Previous Nominations – Frances (1982), Tootsie (1982), Country (1984), Sweet Dreams (1985), Music Box (1990)
Susan Sarandon – Dean Man Walking (1995).
It’s rare for an actress in her mid 40’s to suddenly reach a career high in the movies but the early 90’s were a golden period for Susan Sarandon, literally. First nommed for Atlantic City (1981) it took another decade for her to grab voters attention again. Once she did the nominations kept on coming. She nabbed four in 5 years between 1991 and her eventual win in 1995. You might assume that she’d just worn them down, but the performance was worthy and the standing ovation from her peers genuine. It’s strange then that to this day she has never been honoured again. There is no way her dying mother role in Stepmom (1998) gets overlooked if the Academy didn’t feel she had already been rewarded enough.

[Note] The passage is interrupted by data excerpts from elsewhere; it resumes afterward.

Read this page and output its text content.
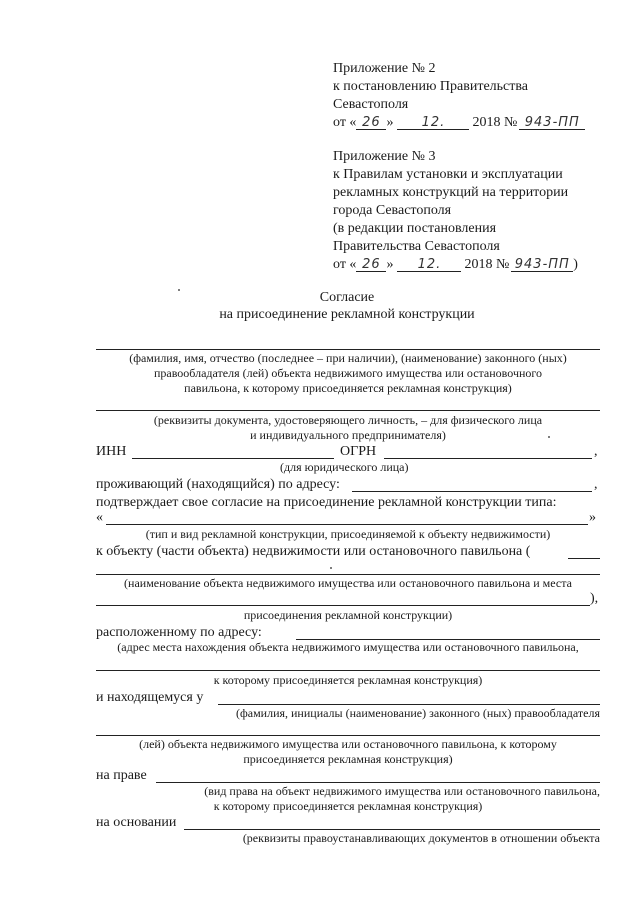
Приложение № 2
к постановлению Правительства
Севастополя
от « 26 » 12. 2018 № 943-ПП
Приложение № 3
к Правилам установки и эксплуатации
рекламных конструкций на территории
города Севастополя
(в редакции постановления
Правительства Севастополя
от « 26 » 12. 2018 № 943-ПП )
Согласие
на присоединение рекламной конструкции
(фамилия, имя, отчество (последнее – при наличии), (наименование) законного (ных)
правообладателя (лей) объекта недвижимого имущества или остановочного
павильона, к которому присоединяется рекламная конструкция)
(реквизиты документа, удостоверяющего личность, – для физического лица
и индивидуального предпринимателя)
ИНН	ОГРН	,
(для юридического лица)
проживающий (находящийся) по адресу:	,
подтверждает свое согласие на присоединение рекламной конструкции типа:
«	»
(тип и вид рекламной конструкции, присоединяемой к объекту недвижимости)
к объекту (части объекта) недвижимости или остановочного павильона (
(наименование объекта недвижимого имущества или остановочного павильона и места
),
присоединения рекламной конструкции)
расположенному по адресу:
(адрес места нахождения объекта недвижимого имущества или остановочного павильона,
к которому присоединяется рекламная конструкция)
и находящемуся у
(фамилия, инициалы (наименование) законного (ных) правообладателя
(лей) объекта недвижимого имущества или остановочного павильона, к которому
присоединяется рекламная конструкция)
на праве
(вид права на объект недвижимого имущества или остановочного павильона,
к которому присоединяется рекламная конструкция)
на основании
(реквизиты правоустанавливающих документов в отношении объекта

Previous Nominations – Atlantic City (1981), Thelma and Louise (1991), Lorenzo’s Oil (1992), The Client (1994)
But there’s still time. With three of the above mentioned still alive and consistently working they can look to the Oscar paths of some fellow ignored winners to see that it’s never too late.
Kate Winslet’s illustrious Oscar career came to a screeching halt after her win for The Reader (2008) on her 6th attempt. She’d averaged a nomination every couple of years up to that point, so it seemed like an eternity until she finally got nommed again for Steve Jobs (2015). Waiting even longer was eternal bridesmaid Al Pacino who had to wait until 1992 when he was double nominated for Glengarry Glen Ross and The Scent of a Woman. Winning for the latter it took an astonishing 27 years for The Academy to notice him again when he was nominated last year for The Irishman.
By that reckoning Jessica and Susan only have a couple of years to wait until they are back on Oscar’s radar.